Securing the financial institutions’ physical and digital assets with biometrics

Securing the financial institutions’ physical and digital assets with biometrics

Gone are the days when the financial institutions’ (FI) only assets considered to be the gold, cash and other valuables in its vaults. With data widely acknowledged as the new gold, ensuring that only legitimate people get access into the FI’s premises and digital databases is more important than ever.

It is standard practice around the world for an individual to positively identify his/herself in a bank branch in order to effect all transactions. Means of identification can include what you know (PIN or password), what you have (ID document) and what you are (biometrics). It is no longer even a competition of which of the methods is considered as the most accurate for positively identifying a person – biometrics wins hands down, literally. Biometrics, usually fingerprints, are used to positively identify an individual when it comes to enabling transactions such as account opening. This is also due to increased KYC (know-Your-Customer) regulation in the financial sector in order to combat illegal activities such as money laundering.

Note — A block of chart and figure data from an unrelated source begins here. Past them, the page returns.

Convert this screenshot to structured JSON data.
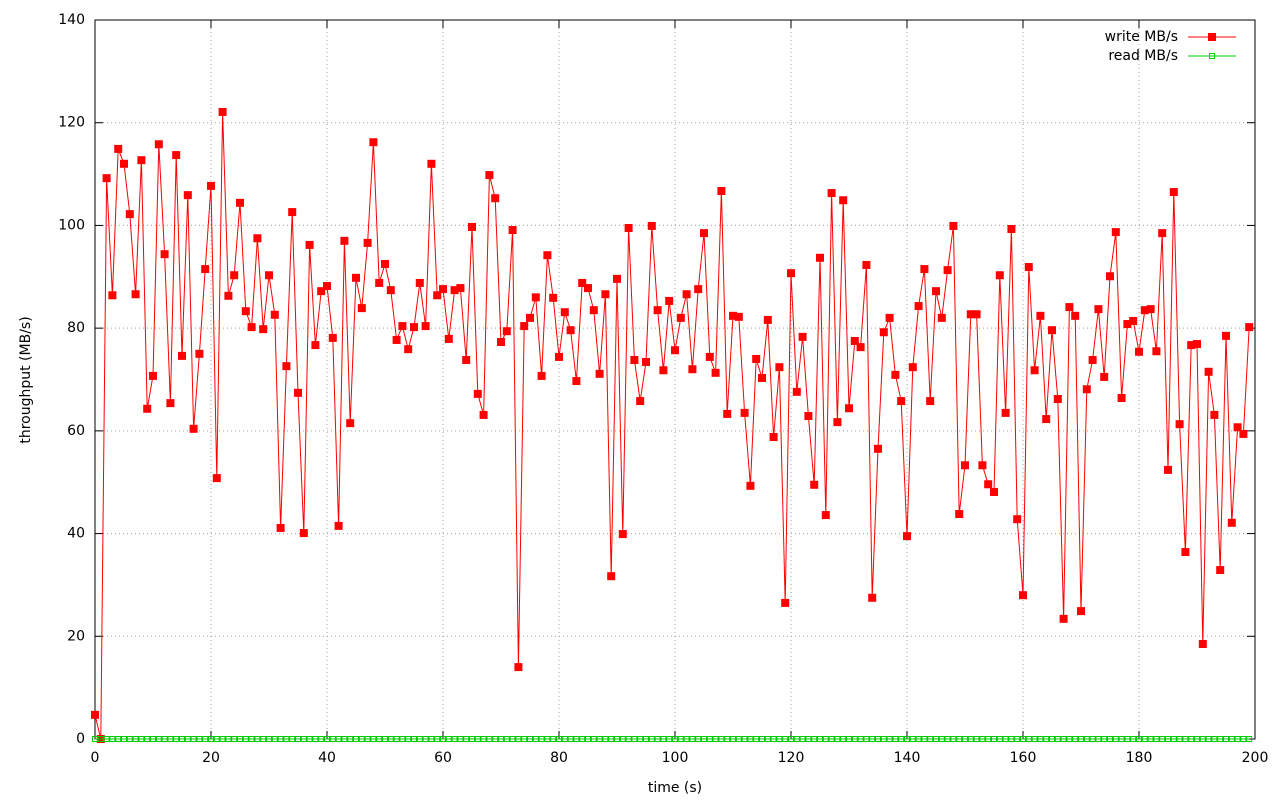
{
  "chart_data": {
    "type": "line",
    "xlabel": "time (s)",
    "ylabel": "throughput (MB/s)",
    "xlim": [
      0,
      200
    ],
    "xticks": [
      0,
      20,
      40,
      60,
      80,
      100,
      120,
      140,
      160,
      180,
      200
    ],
    "ylim": [
      0,
      140
    ],
    "yticks": [
      0,
      20,
      40,
      60,
      80,
      100,
      120,
      140
    ],
    "grid": true,
    "legend": "top-right",
    "x": [
      0,
      1,
      2,
      3,
      4,
      5,
      6,
      7,
      8,
      9,
      10,
      11,
      12,
      13,
      14,
      15,
      16,
      17,
      18,
      19,
      20,
      21,
      22,
      23,
      24,
      25,
      26,
      27,
      28,
      29,
      30,
      31,
      32,
      33,
      34,
      35,
      36,
      37,
      38,
      39,
      40,
      41,
      42,
      43,
      44,
      45,
      46,
      47,
      48,
      49,
      50,
      51,
      52,
      53,
      54,
      55,
      56,
      57,
      58,
      59,
      60,
      61,
      62,
      63,
      64,
      65,
      66,
      67,
      68,
      69,
      70,
      71,
      72,
      73,
      74,
      75,
      76,
      77,
      78,
      79,
      80,
      81,
      82,
      83,
      84,
      85,
      86,
      87,
      88,
      89,
      90,
      91,
      92,
      93,
      94,
      95,
      96,
      97,
      98,
      99,
      100,
      101,
      102,
      103,
      104,
      105,
      106,
      107,
      108,
      109,
      110,
      111,
      112,
      113,
      114,
      115,
      116,
      117,
      118,
      119,
      120,
      121,
      122,
      123,
      124,
      125,
      126,
      127,
      128,
      129,
      130,
      131,
      132,
      133,
      134,
      135,
      136,
      137,
      138,
      139,
      140,
      141,
      142,
      143,
      144,
      145,
      146,
      147,
      148,
      149,
      150,
      151,
      152,
      153,
      154,
      155,
      156,
      157,
      158,
      159,
      160,
      161,
      162,
      163,
      164,
      165,
      166,
      167,
      168,
      169,
      170,
      171,
      172,
      173,
      174,
      175,
      176,
      177,
      178,
      179,
      180,
      181,
      182,
      183,
      184,
      185,
      186,
      187,
      188,
      189,
      190,
      191,
      192,
      193,
      194,
      195,
      196,
      197,
      198,
      199
    ],
    "series": [
      {
        "name": "write MB/s",
        "color": "#ff0000",
        "marker": "filled-square",
        "values": [
          4.7,
          0,
          109.2,
          86.4,
          114.9,
          112,
          102.2,
          86.6,
          112.7,
          64.3,
          70.7,
          115.8,
          94.4,
          65.4,
          113.7,
          74.6,
          105.9,
          60.4,
          75,
          91.5,
          107.7,
          50.8,
          122.1,
          86.3,
          90.3,
          104.4,
          83.3,
          80.2,
          97.5,
          79.8,
          90.3,
          82.6,
          41.1,
          72.6,
          102.6,
          67.4,
          40.1,
          96.2,
          76.7,
          87.2,
          88.2,
          78.1,
          41.5,
          97,
          61.5,
          89.8,
          83.9,
          96.6,
          116.2,
          88.8,
          92.5,
          87.4,
          77.7,
          80.4,
          75.9,
          80.2,
          88.8,
          80.4,
          112,
          86.4,
          87.6,
          77.9,
          87.4,
          87.8,
          73.8,
          99.7,
          67.2,
          63.1,
          109.8,
          105.3,
          77.3,
          79.4,
          99.1,
          14,
          80.4,
          82,
          86,
          70.7,
          94.2,
          85.9,
          74.4,
          83.1,
          79.6,
          69.7,
          88.8,
          87.8,
          83.5,
          71.1,
          86.6,
          31.7,
          89.6,
          39.9,
          99.5,
          73.8,
          65.8,
          73.4,
          99.9,
          83.5,
          71.8,
          85.3,
          75.7,
          82,
          86.6,
          72,
          87.6,
          98.5,
          74.4,
          71.3,
          106.7,
          63.3,
          82.4,
          82.2,
          63.5,
          49.3,
          74,
          70.3,
          81.6,
          58.8,
          72.4,
          26.5,
          90.7,
          67.6,
          78.3,
          62.9,
          49.5,
          93.7,
          43.6,
          106.3,
          61.7,
          104.9,
          64.4,
          77.5,
          76.3,
          92.3,
          27.5,
          56.5,
          79.2,
          82,
          70.9,
          65.8,
          39.5,
          72.4,
          84.3,
          91.5,
          65.8,
          87.2,
          82,
          91.3,
          99.9,
          43.8,
          53.3,
          82.7,
          82.7,
          53.3,
          49.6,
          48.1,
          90.3,
          63.5,
          99.3,
          42.8,
          28,
          91.9,
          71.8,
          82.4,
          62.3,
          79.6,
          66.2,
          23.4,
          84.1,
          82.4,
          24.9,
          68.1,
          73.8,
          83.7,
          70.5,
          90.1,
          98.7,
          66.4,
          80.8,
          81.4,
          75.4,
          83.5,
          83.7,
          75.5,
          98.5,
          52.4,
          106.5,
          61.3,
          36.4,
          76.7,
          76.9,
          18.5,
          71.5,
          63.1,
          32.9,
          78.5,
          42.1,
          60.7,
          59.4,
          80.2
        ]
      },
      {
        "name": "read MB/s",
        "color": "#00cc00",
        "marker": "open-square",
        "values": [
          0,
          0,
          0,
          0,
          0,
          0,
          0,
          0,
          0,
          0,
          0,
          0,
          0,
          0,
          0,
          0,
          0,
          0,
          0,
          0,
          0,
          0,
          0,
          0,
          0,
          0,
          0,
          0,
          0,
          0,
          0,
          0,
          0,
          0,
          0,
          0,
          0,
          0,
          0,
          0,
          0,
          0,
          0,
          0,
          0,
          0,
          0,
          0,
          0,
          0,
          0,
          0,
          0,
          0,
          0,
          0,
          0,
          0,
          0,
          0,
          0,
          0,
          0,
          0,
          0,
          0,
          0,
          0,
          0,
          0,
          0,
          0,
          0,
          0,
          0,
          0,
          0,
          0,
          0,
          0,
          0,
          0,
          0,
          0,
          0,
          0,
          0,
          0,
          0,
          0,
          0,
          0,
          0,
          0,
          0,
          0,
          0,
          0,
          0,
          0,
          0,
          0,
          0,
          0,
          0,
          0,
          0,
          0,
          0,
          0,
          0,
          0,
          0,
          0,
          0,
          0,
          0,
          0,
          0,
          0,
          0,
          0,
          0,
          0,
          0,
          0,
          0,
          0,
          0,
          0,
          0,
          0,
          0,
          0,
          0,
          0,
          0,
          0,
          0,
          0,
          0,
          0,
          0,
          0,
          0,
          0,
          0,
          0,
          0,
          0,
          0,
          0,
          0,
          0,
          0,
          0,
          0,
          0,
          0,
          0,
          0,
          0,
          0,
          0,
          0,
          0,
          0,
          0,
          0,
          0,
          0,
          0,
          0,
          0,
          0,
          0,
          0,
          0,
          0,
          0,
          0,
          0,
          0,
          0,
          0,
          0,
          0,
          0,
          0,
          0,
          0,
          0,
          0,
          0,
          0,
          0,
          0,
          0,
          0,
          0
        ]
      }
    ]
  }
}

The case for more stringent and accurate identification of account owners is not in dispute. Financial institutions have retooled and upgraded their respective systems to include biometrics so as to meet the needs of the industry. In the same vein, financial institutions should adopt a similarly holistic approach to KYE (Know-Your-Employee) when it comes to further securing access to physical locations and sensitive databases.

And KYE is definitely a topic that deserves a priority spot on the security discussion. In order to look and feel friendlier to customers, some banks have increasingly designed their branches to incorporate open-plan layouts. A more open-plan branch also means more fluid movement of people. This increases the potential of illegal access to restricted areas. Currently access cards and PIN numbers are common solutions to controlling access to such areas. But they are not as secure as biometrics. After all you can always lose an access card and an access PIN can be copied if an employee is not careful when punching in the code.

Protecting a premise is more than ensuring legitimate access. Enabling security to identify person(s) of interest within a set radius of a bank branch dramatically enhances the safety of the facility for its employees and customers. This of course can only be achieved if the security infrastructure comes equipped with facial recognition capability. With banks targeting to deliver a friendlier and more fluid in-branch experience, securing the vicinity becomes even more important.

In addition to enhancing security, biometrics can also deliver efficiency at the point of access. Take for example mining. Though a long way away from the air-conditioned bank branch office, mines are increasingly integrating biometric access technology to their employee access systems to ensure accurate identification of healthy and sober employees entering restricted areas. With contactless biometric technology such as the MorphoWaveTM that offers secure and frictionless access control, accurately processing up to 50 people in a minute, mines are able to manage a smooth and safe change of shift. Coming back to the scenario of a bank branch: enabling legitimate employees frictionless and secure access to restricted areas with contactless biometrics, such as facial recognition or touchless fingerprints, helps to enhance the open-plan, relaxed flow of the branch.

Securing access to restricted areas is step one towards protecting the financial institutions and its customers. Effectively ensuring that only the right people are able to access sensitive databases is key to the security equation.

Access to database still tends to rely on passwords and/or access cards. Currently the common wisdom is to generate a unique user log-in and password for an approved user to access the relevant databases. This process is clearly documented in probably all IT manuals of any private or public institution. Again, the potential for a breach exists and in some cases, such as the case of a reused password for several accesses, this potential is actually very high. According to a survey conducted by Google, as much as 65% of people reuse a password, sometimes for all accounts.

Now if biometrics are used to authenticate customers for transactions, why should it not be used more widely to authenticate employees for access to databases? Biometric technology is already in use around the world to capture time and attendance. Biometric readers are actually more ubiquitous than we expect. For the past few years, it is not uncommon to purchase laptops with integrated fingerprint readers. And for the non-digital natives amongst us, who has actually punched in a PIN or password to unlock our mobile device recently? If biometrics are already a common feature of personal devices, protecting sensitive databases with biometric-powered access control technology should only be a natural upgrade and not a science fiction fantasy.